Last July, the La Cañada and Glendale Unified school districts, along with the city of La Cañada Flintridge, hired Capitol Advisors Group to help the parties — who divided the $15,000 price tag for the consultants’ services — explore all viable options for a mutually agreeable transfer of the 385 acres in the western edge of the city between districts.
The group issued a report last week stating that “a mutually agreeable territory transfer cannot be reached without some accommodation or identifying additional resources, the significance of which cannot be agreed to by the parties.”
“Basically, the totality of the options, if we were to do everything, would not be sufficient to meet Glendale’s requirements for approving the transfer,” said Ellen Multari, a member of the LCUSD Governing Board. “And still, it presents challenges to us as to what we would do. Our assumption was that we could have this phase-in strategy, but that turns out not to be a viable solution for legal purposes.
“So, unfortunately, they were not able to craft a single, magic-bullet item, no combination of options that were going to satisfy all parties.”
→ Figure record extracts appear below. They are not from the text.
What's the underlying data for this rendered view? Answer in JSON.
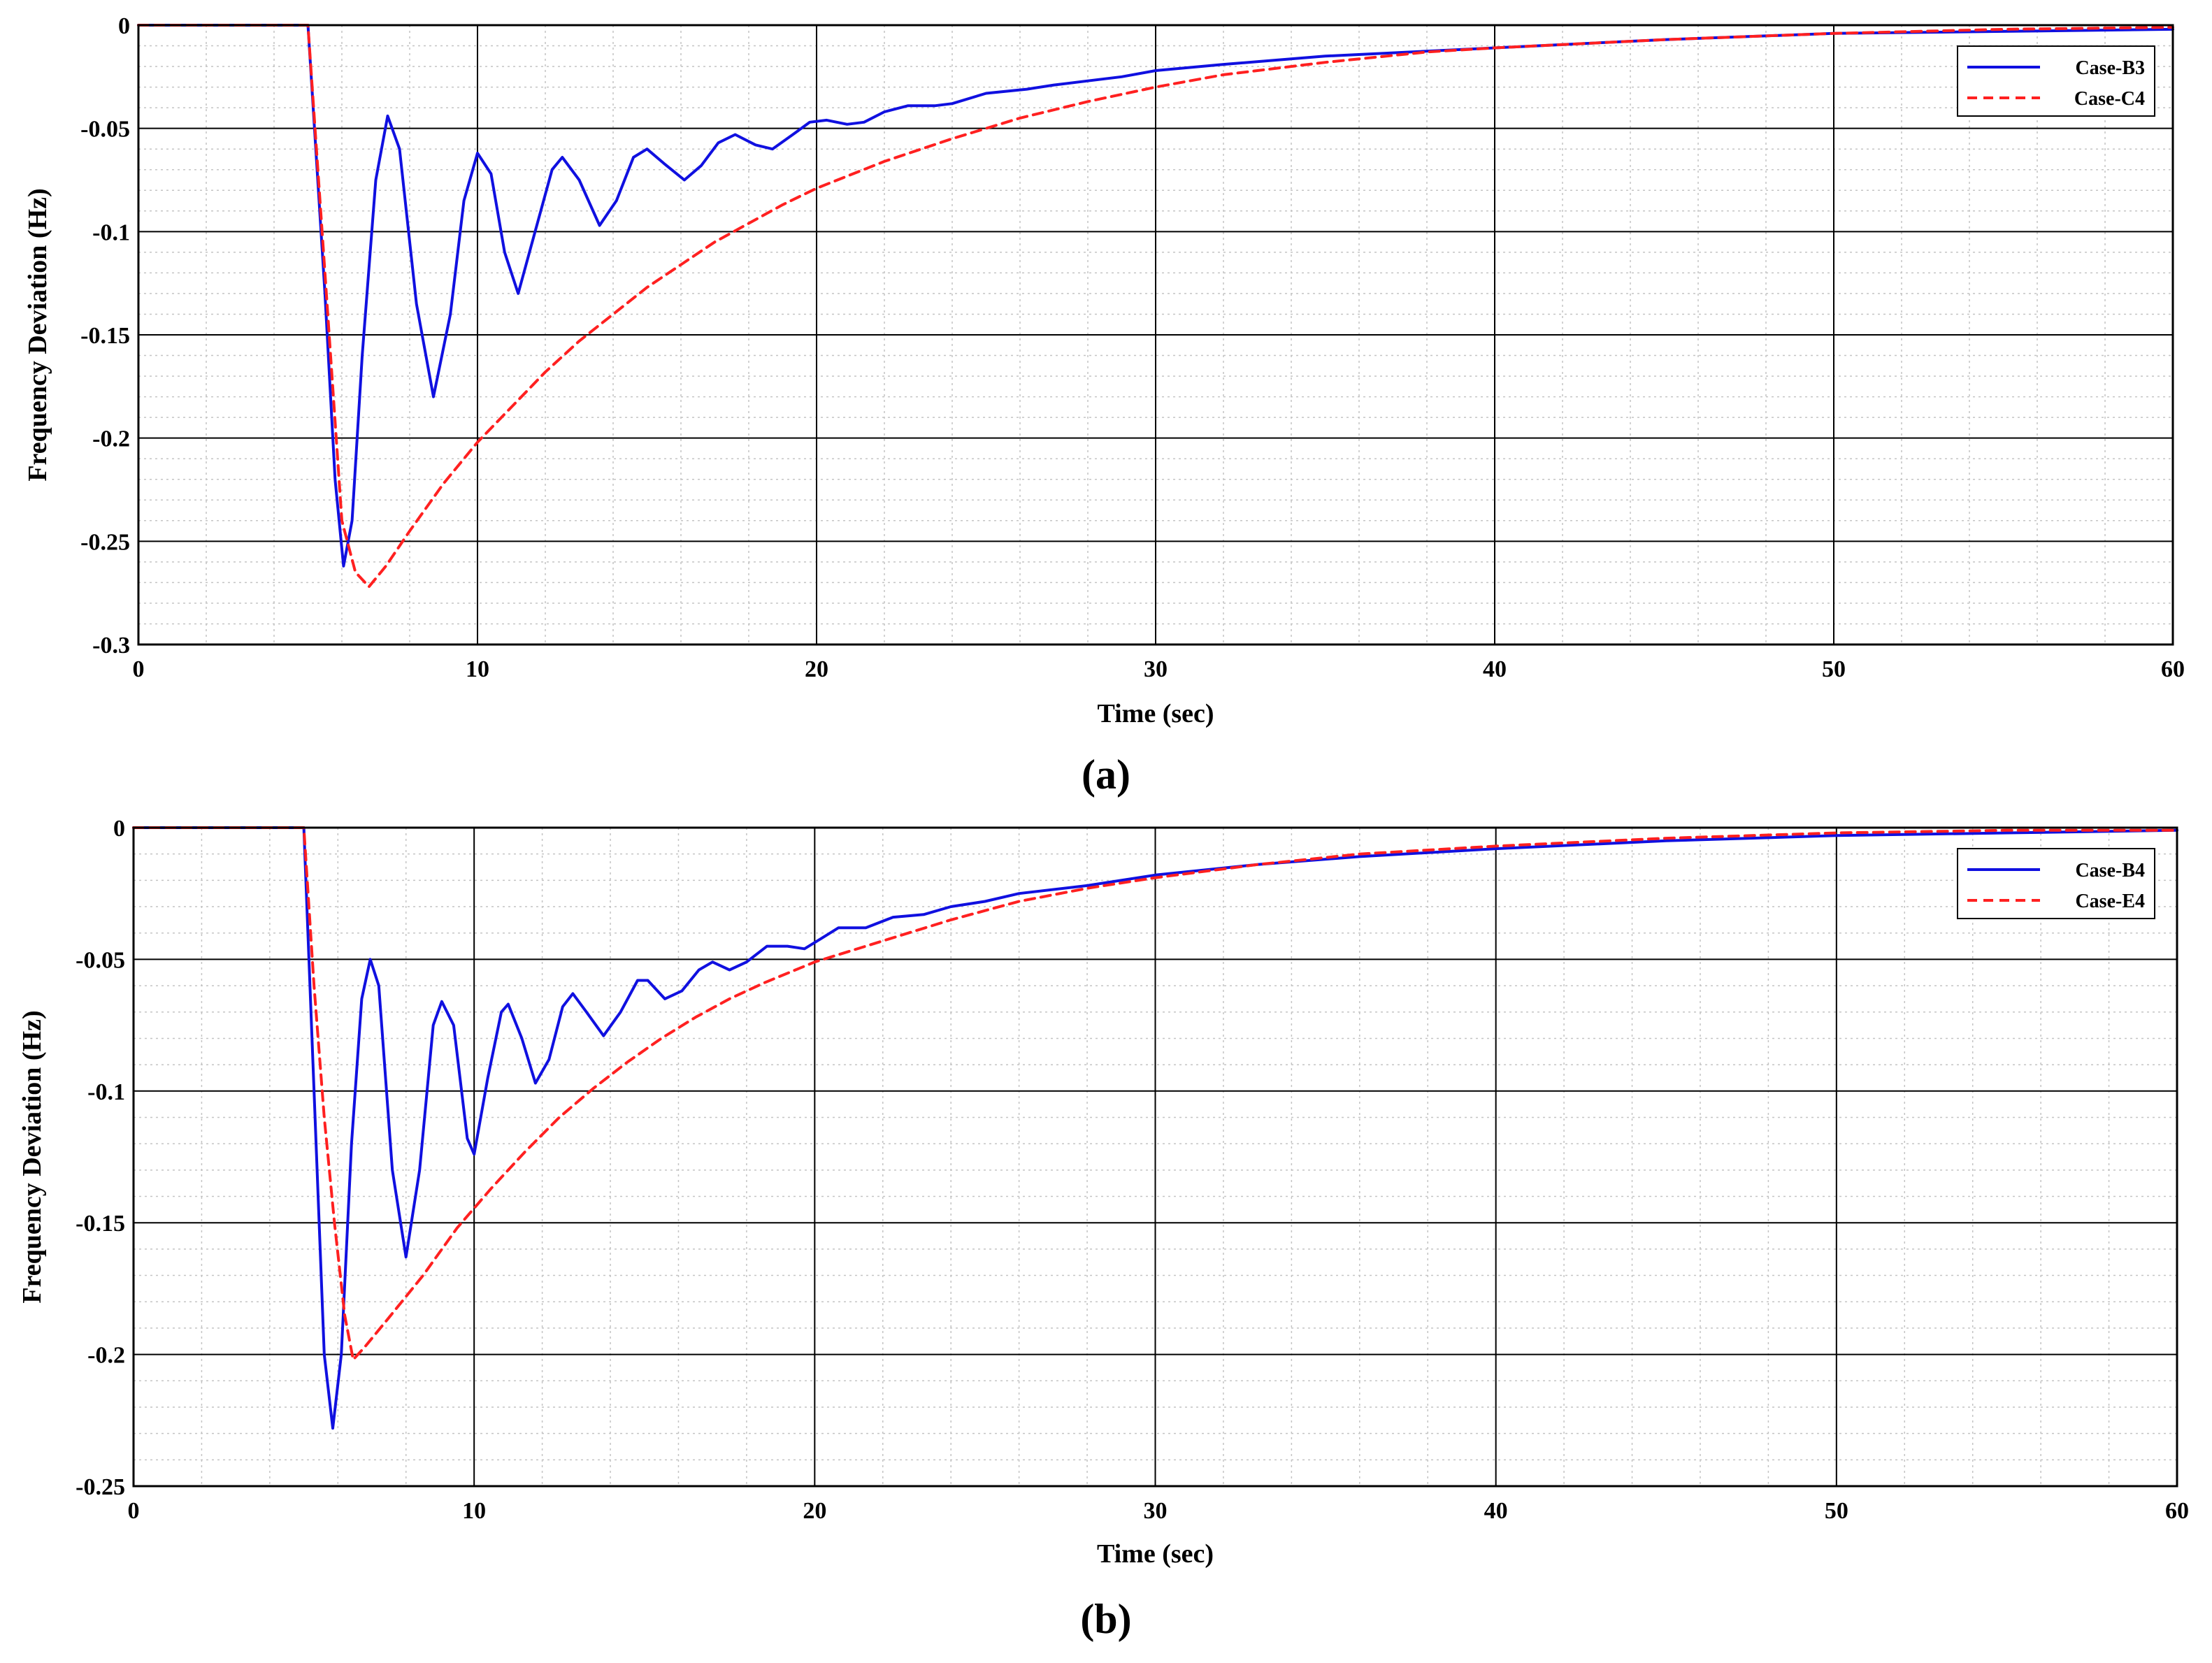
{
  "chart_data": [
    {
      "type": "line",
      "caption": "(a)",
      "xlabel": "Time (sec)",
      "ylabel": "Frequency Deviation (Hz)",
      "xlim": [
        0,
        60
      ],
      "ylim": [
        -0.3,
        0
      ],
      "xticks": [
        0,
        10,
        20,
        30,
        40,
        50,
        60
      ],
      "xtick_labels": [
        "0",
        "10",
        "20",
        "30",
        "40",
        "50",
        "60"
      ],
      "yticks": [
        0,
        -0.05,
        -0.1,
        -0.15,
        -0.2,
        -0.25,
        -0.3
      ],
      "ytick_labels": [
        "0",
        "-0.05",
        "-0.1",
        "-0.15",
        "-0.2",
        "-0.25",
        "-0.3"
      ],
      "grid": true,
      "minor_grid": true,
      "legend_position": "top-right",
      "series": [
        {
          "name": "Case-B3",
          "color": "#1010e0",
          "style": "solid",
          "points": [
            [
              0,
              0
            ],
            [
              5,
              0
            ],
            [
              5.5,
              -0.13
            ],
            [
              5.8,
              -0.22
            ],
            [
              6.05,
              -0.262
            ],
            [
              6.3,
              -0.24
            ],
            [
              6.6,
              -0.16
            ],
            [
              7.0,
              -0.075
            ],
            [
              7.35,
              -0.044
            ],
            [
              7.7,
              -0.06
            ],
            [
              8.2,
              -0.135
            ],
            [
              8.7,
              -0.18
            ],
            [
              9.2,
              -0.14
            ],
            [
              9.6,
              -0.085
            ],
            [
              10.0,
              -0.062
            ],
            [
              10.4,
              -0.072
            ],
            [
              10.8,
              -0.11
            ],
            [
              11.2,
              -0.13
            ],
            [
              11.7,
              -0.1
            ],
            [
              12.2,
              -0.07
            ],
            [
              12.5,
              -0.064
            ],
            [
              13.0,
              -0.075
            ],
            [
              13.6,
              -0.097
            ],
            [
              14.1,
              -0.085
            ],
            [
              14.6,
              -0.064
            ],
            [
              15.0,
              -0.06
            ],
            [
              15.5,
              -0.067
            ],
            [
              16.1,
              -0.075
            ],
            [
              16.6,
              -0.068
            ],
            [
              17.1,
              -0.057
            ],
            [
              17.6,
              -0.053
            ],
            [
              18.2,
              -0.058
            ],
            [
              18.7,
              -0.06
            ],
            [
              19.3,
              -0.053
            ],
            [
              19.8,
              -0.047
            ],
            [
              20.3,
              -0.046
            ],
            [
              20.9,
              -0.048
            ],
            [
              21.4,
              -0.047
            ],
            [
              22.0,
              -0.042
            ],
            [
              22.7,
              -0.039
            ],
            [
              23.5,
              -0.039
            ],
            [
              24.0,
              -0.038
            ],
            [
              25.0,
              -0.033
            ],
            [
              26.2,
              -0.031
            ],
            [
              27.0,
              -0.029
            ],
            [
              28.0,
              -0.027
            ],
            [
              29.0,
              -0.025
            ],
            [
              30.0,
              -0.022
            ],
            [
              32.0,
              -0.019
            ],
            [
              35.0,
              -0.015
            ],
            [
              40.0,
              -0.011
            ],
            [
              45.0,
              -0.007
            ],
            [
              50.0,
              -0.004
            ],
            [
              55.0,
              -0.003
            ],
            [
              60.0,
              -0.002
            ]
          ]
        },
        {
          "name": "Case-C4",
          "color": "#ff2020",
          "style": "dashed",
          "points": [
            [
              0,
              0
            ],
            [
              5,
              0
            ],
            [
              5.5,
              -0.12
            ],
            [
              6.0,
              -0.24
            ],
            [
              6.4,
              -0.265
            ],
            [
              6.8,
              -0.272
            ],
            [
              7.3,
              -0.262
            ],
            [
              8.0,
              -0.245
            ],
            [
              9.0,
              -0.222
            ],
            [
              10.0,
              -0.202
            ],
            [
              11.0,
              -0.185
            ],
            [
              12.0,
              -0.168
            ],
            [
              13.0,
              -0.153
            ],
            [
              14.0,
              -0.14
            ],
            [
              15.0,
              -0.127
            ],
            [
              16.0,
              -0.116
            ],
            [
              17.0,
              -0.105
            ],
            [
              18.0,
              -0.096
            ],
            [
              19.0,
              -0.087
            ],
            [
              20.0,
              -0.079
            ],
            [
              22.0,
              -0.066
            ],
            [
              24.0,
              -0.055
            ],
            [
              26.0,
              -0.045
            ],
            [
              28.0,
              -0.037
            ],
            [
              30.0,
              -0.03
            ],
            [
              32.0,
              -0.024
            ],
            [
              35.0,
              -0.018
            ],
            [
              38.0,
              -0.013
            ],
            [
              40.0,
              -0.011
            ],
            [
              45.0,
              -0.007
            ],
            [
              50.0,
              -0.004
            ],
            [
              55.0,
              -0.002
            ],
            [
              60.0,
              -0.001
            ]
          ]
        }
      ]
    },
    {
      "type": "line",
      "caption": "(b)",
      "xlabel": "Time (sec)",
      "ylabel": "Frequency Deviation (Hz)",
      "xlim": [
        0,
        60
      ],
      "ylim": [
        -0.25,
        0
      ],
      "xticks": [
        0,
        10,
        20,
        30,
        40,
        50,
        60
      ],
      "xtick_labels": [
        "0",
        "10",
        "20",
        "30",
        "40",
        "50",
        "60"
      ],
      "yticks": [
        0,
        -0.05,
        -0.1,
        -0.15,
        -0.2,
        -0.25
      ],
      "ytick_labels": [
        "0",
        "-0.05",
        "-0.1",
        "-0.15",
        "-0.2",
        "-0.25"
      ],
      "grid": true,
      "minor_grid": true,
      "legend_position": "top-right",
      "series": [
        {
          "name": "Case-B4",
          "color": "#1010e0",
          "style": "solid",
          "points": [
            [
              0,
              0
            ],
            [
              5,
              0
            ],
            [
              5.3,
              -0.1
            ],
            [
              5.6,
              -0.2
            ],
            [
              5.85,
              -0.228
            ],
            [
              6.1,
              -0.2
            ],
            [
              6.4,
              -0.12
            ],
            [
              6.7,
              -0.065
            ],
            [
              6.95,
              -0.05
            ],
            [
              7.2,
              -0.06
            ],
            [
              7.6,
              -0.13
            ],
            [
              8.0,
              -0.163
            ],
            [
              8.4,
              -0.13
            ],
            [
              8.8,
              -0.075
            ],
            [
              9.05,
              -0.066
            ],
            [
              9.4,
              -0.075
            ],
            [
              9.8,
              -0.118
            ],
            [
              10.0,
              -0.124
            ],
            [
              10.4,
              -0.095
            ],
            [
              10.8,
              -0.07
            ],
            [
              11.0,
              -0.067
            ],
            [
              11.4,
              -0.08
            ],
            [
              11.8,
              -0.097
            ],
            [
              12.2,
              -0.088
            ],
            [
              12.6,
              -0.068
            ],
            [
              12.9,
              -0.063
            ],
            [
              13.3,
              -0.07
            ],
            [
              13.8,
              -0.079
            ],
            [
              14.3,
              -0.07
            ],
            [
              14.8,
              -0.058
            ],
            [
              15.1,
              -0.058
            ],
            [
              15.6,
              -0.065
            ],
            [
              16.1,
              -0.062
            ],
            [
              16.6,
              -0.054
            ],
            [
              17.0,
              -0.051
            ],
            [
              17.5,
              -0.054
            ],
            [
              18.0,
              -0.051
            ],
            [
              18.6,
              -0.045
            ],
            [
              19.2,
              -0.045
            ],
            [
              19.7,
              -0.046
            ],
            [
              20.2,
              -0.042
            ],
            [
              20.7,
              -0.038
            ],
            [
              21.5,
              -0.038
            ],
            [
              22.3,
              -0.034
            ],
            [
              23.2,
              -0.033
            ],
            [
              24.0,
              -0.03
            ],
            [
              25.0,
              -0.028
            ],
            [
              26.0,
              -0.025
            ],
            [
              28.0,
              -0.022
            ],
            [
              30.0,
              -0.018
            ],
            [
              33.0,
              -0.014
            ],
            [
              36.0,
              -0.011
            ],
            [
              40.0,
              -0.008
            ],
            [
              45.0,
              -0.005
            ],
            [
              50.0,
              -0.003
            ],
            [
              55.0,
              -0.002
            ],
            [
              60.0,
              -0.001
            ]
          ]
        },
        {
          "name": "Case-E4",
          "color": "#ff2020",
          "style": "dashed",
          "points": [
            [
              0,
              0
            ],
            [
              5,
              0
            ],
            [
              5.3,
              -0.06
            ],
            [
              5.6,
              -0.11
            ],
            [
              5.9,
              -0.15
            ],
            [
              6.2,
              -0.185
            ],
            [
              6.45,
              -0.202
            ],
            [
              6.8,
              -0.197
            ],
            [
              7.5,
              -0.186
            ],
            [
              8.5,
              -0.17
            ],
            [
              9.5,
              -0.152
            ],
            [
              10.5,
              -0.137
            ],
            [
              11.5,
              -0.123
            ],
            [
              12.5,
              -0.11
            ],
            [
              13.5,
              -0.099
            ],
            [
              14.5,
              -0.089
            ],
            [
              15.5,
              -0.08
            ],
            [
              16.5,
              -0.072
            ],
            [
              17.5,
              -0.065
            ],
            [
              18.5,
              -0.059
            ],
            [
              20.0,
              -0.051
            ],
            [
              22.0,
              -0.043
            ],
            [
              24.0,
              -0.035
            ],
            [
              26.0,
              -0.028
            ],
            [
              28.0,
              -0.023
            ],
            [
              30.0,
              -0.019
            ],
            [
              33.0,
              -0.014
            ],
            [
              36.0,
              -0.01
            ],
            [
              40.0,
              -0.007
            ],
            [
              45.0,
              -0.004
            ],
            [
              50.0,
              -0.002
            ],
            [
              55.0,
              -0.001
            ],
            [
              60.0,
              -0.001
            ]
          ]
        }
      ]
    }
  ]
}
The Sagebrush area of western LCF, with its approximately 900 residential parcels and close to 400 students, falls within GUSD’s boundaries. Since the 1960s, many residents in the neighborhood have pursued a transfer of that territory to LCUSD, an effort that was reintroduced in 2013 when a citizens’ committee approached the City Council seeking its support.
Since then, the districts and the city have held numerous discussions in an attempt to find an amicable pathway to achieve the transfer. As that process played out, the citizens’ committee waited to submit a petition to the Los Angeles County Committee on School District Organization seeking the transfer, preferring to see the districts reach a resolution.
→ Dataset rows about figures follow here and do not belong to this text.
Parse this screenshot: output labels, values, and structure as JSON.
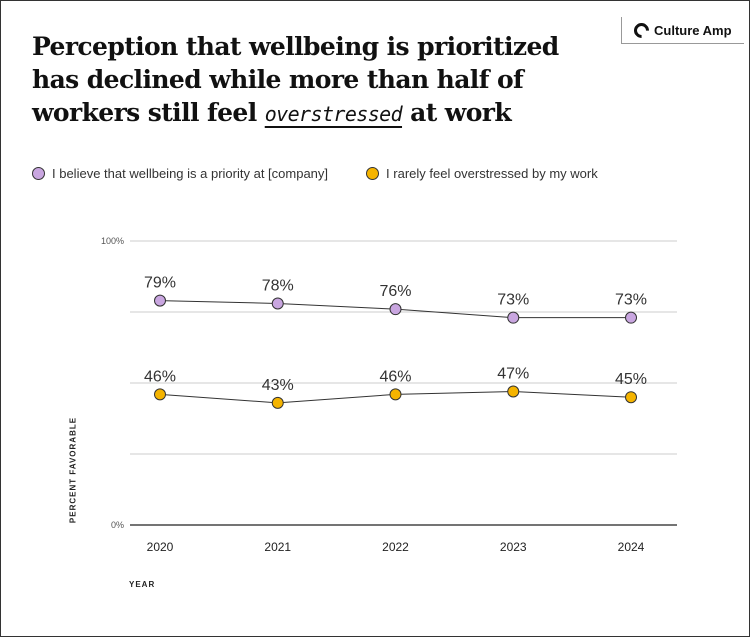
{
  "title": {
    "part1": "Perception that wellbeing is prioritized has declined while more than half of workers still feel ",
    "highlight": "overstressed",
    "part2": " at work"
  },
  "logo": {
    "text": "Culture Amp"
  },
  "chart_data": {
    "type": "line",
    "categories": [
      "2020",
      "2021",
      "2022",
      "2023",
      "2024"
    ],
    "series": [
      {
        "name": "I believe that wellbeing is a priority at [company]",
        "values": [
          79,
          78,
          76,
          73,
          73
        ],
        "labels": [
          "79%",
          "78%",
          "76%",
          "73%",
          "73%"
        ],
        "color": "#c9a6e0"
      },
      {
        "name": "I rarely feel overstressed by my work",
        "values": [
          46,
          43,
          46,
          47,
          45
        ],
        "labels": [
          "46%",
          "43%",
          "46%",
          "47%",
          "45%"
        ],
        "color": "#f5b400"
      }
    ],
    "xlabel": "YEAR",
    "ylabel": "PERCENT FAVORABLE",
    "ylim": [
      0,
      100
    ],
    "yticks": [
      {
        "value": 0,
        "label": "0%"
      },
      {
        "value": 100,
        "label": "100%"
      }
    ],
    "gridlines": [
      0,
      25,
      50,
      75,
      100
    ],
    "legend": "top-left"
  }
}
When it began to appear that no agreeable pathway existed, the citizens’ group decided in December that it was time to move ahead. UniteLCF began collecting signatures earlier this year and, as of last week, had gathered about 760 names, well over the 403 required to eclipse the 25% threshold required by the county.
Still, UniteLCF leader Tom Smith said the group plans to hold off on submitting the petition to the county until after it meets with GUSD’s new superintendent, Winfred Roberson, on May 11.
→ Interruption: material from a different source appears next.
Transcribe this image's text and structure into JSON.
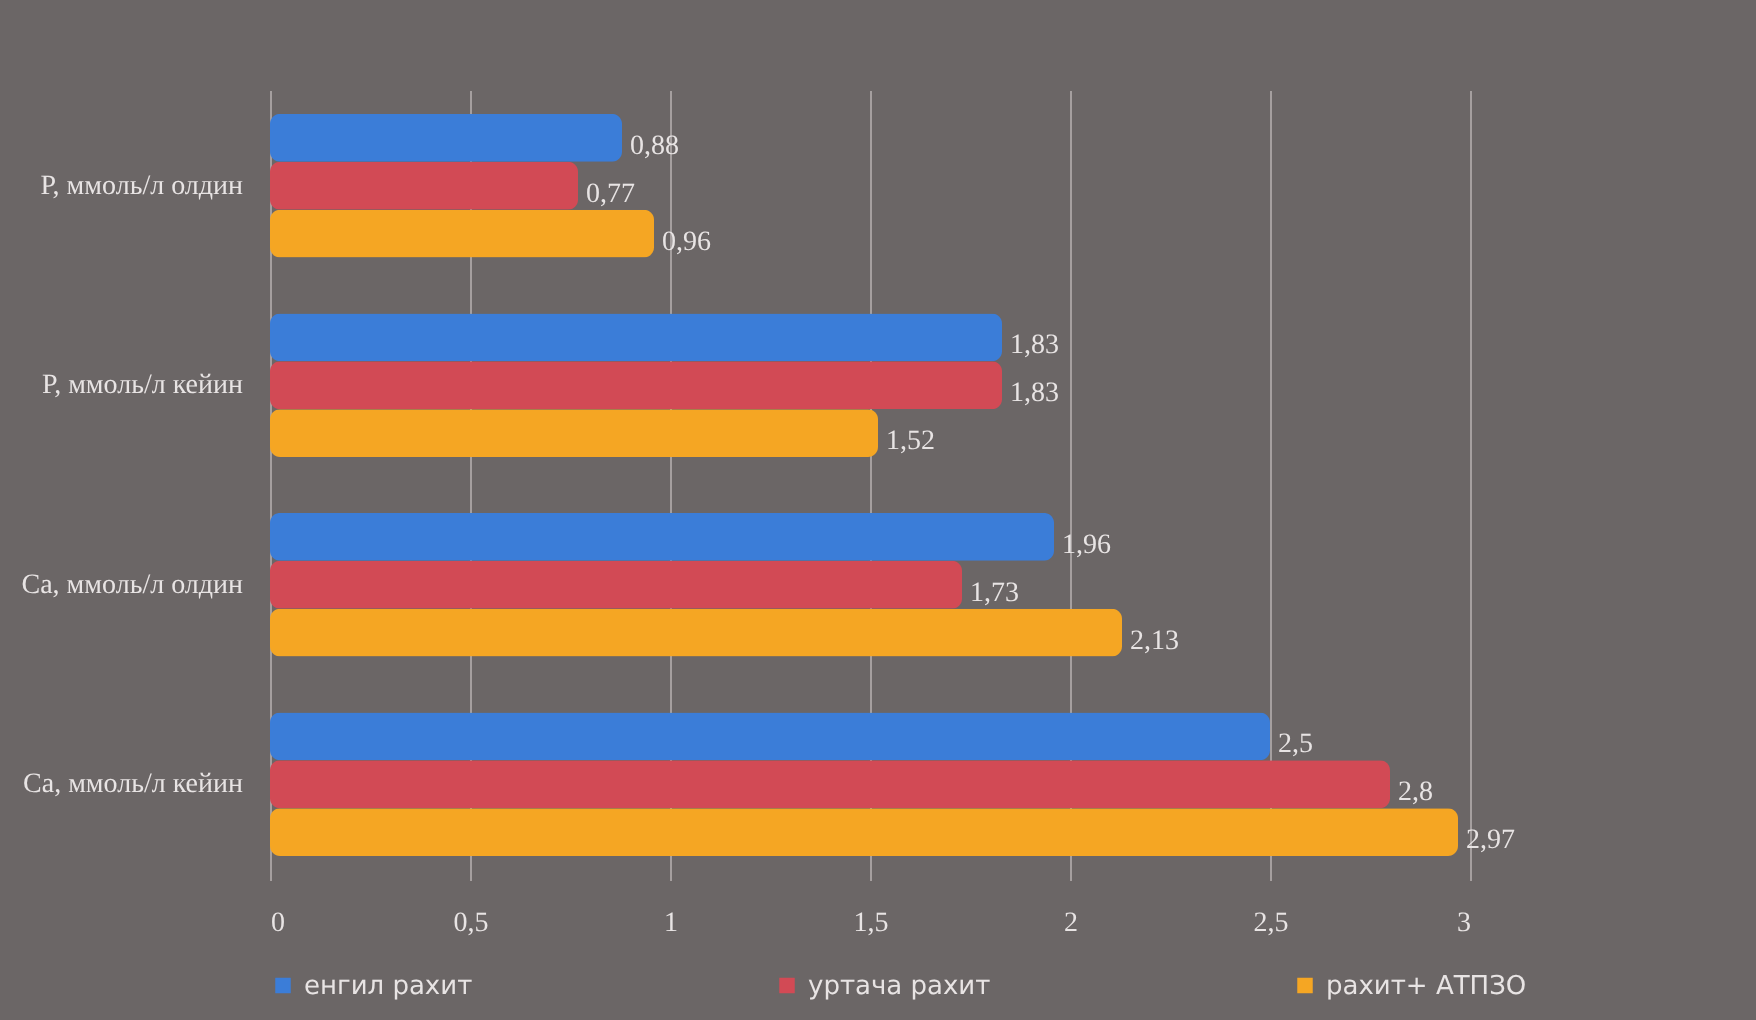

“We’re going to ask him to maybe reconsider a negotiated agreement,” Smith said. “With a new person coming in, it only seems fair to at least give them the opportunity to meet and just see if there is a different viewpoint.”
Smith said he found Capitol Advisors’ report lacking because it didn’t dig into the numbers presented by GUSD.
“To me, it was disappointing, to say the least,” he said. “My impression was that the whole reason for bringing in Capitol Advisors was to have them do an evaluation of the reasonableness of the Glendale claims … and make a determination as to what the true financial impacts would be for Glendale. But what they did was take Glendale’s stated claims.”
By many accounts, the districts were close to an agreement in March 2014, when GUSD was prepared to request that LCUSD provide compensation of about $4.45 over 13 years to match the amount of lost property taxes and another $2 million for reimbursement of state-provided per-pupil funding.
But by November 2014, the talks reached an impasse. LCUSD officials balked when Glendale asked for, at most, $16,050,738 over 12 years to help soften the per-pupil funding loss and another $6.8 million in debt service relief tied to the Measures K and S bonds.
“At this point, it’s really in the lap of the citizens’ committee,” Multari said. “We gave it the old college try and I don’t think you can fault us for lack of trying. But at this point, it falls into their hands.”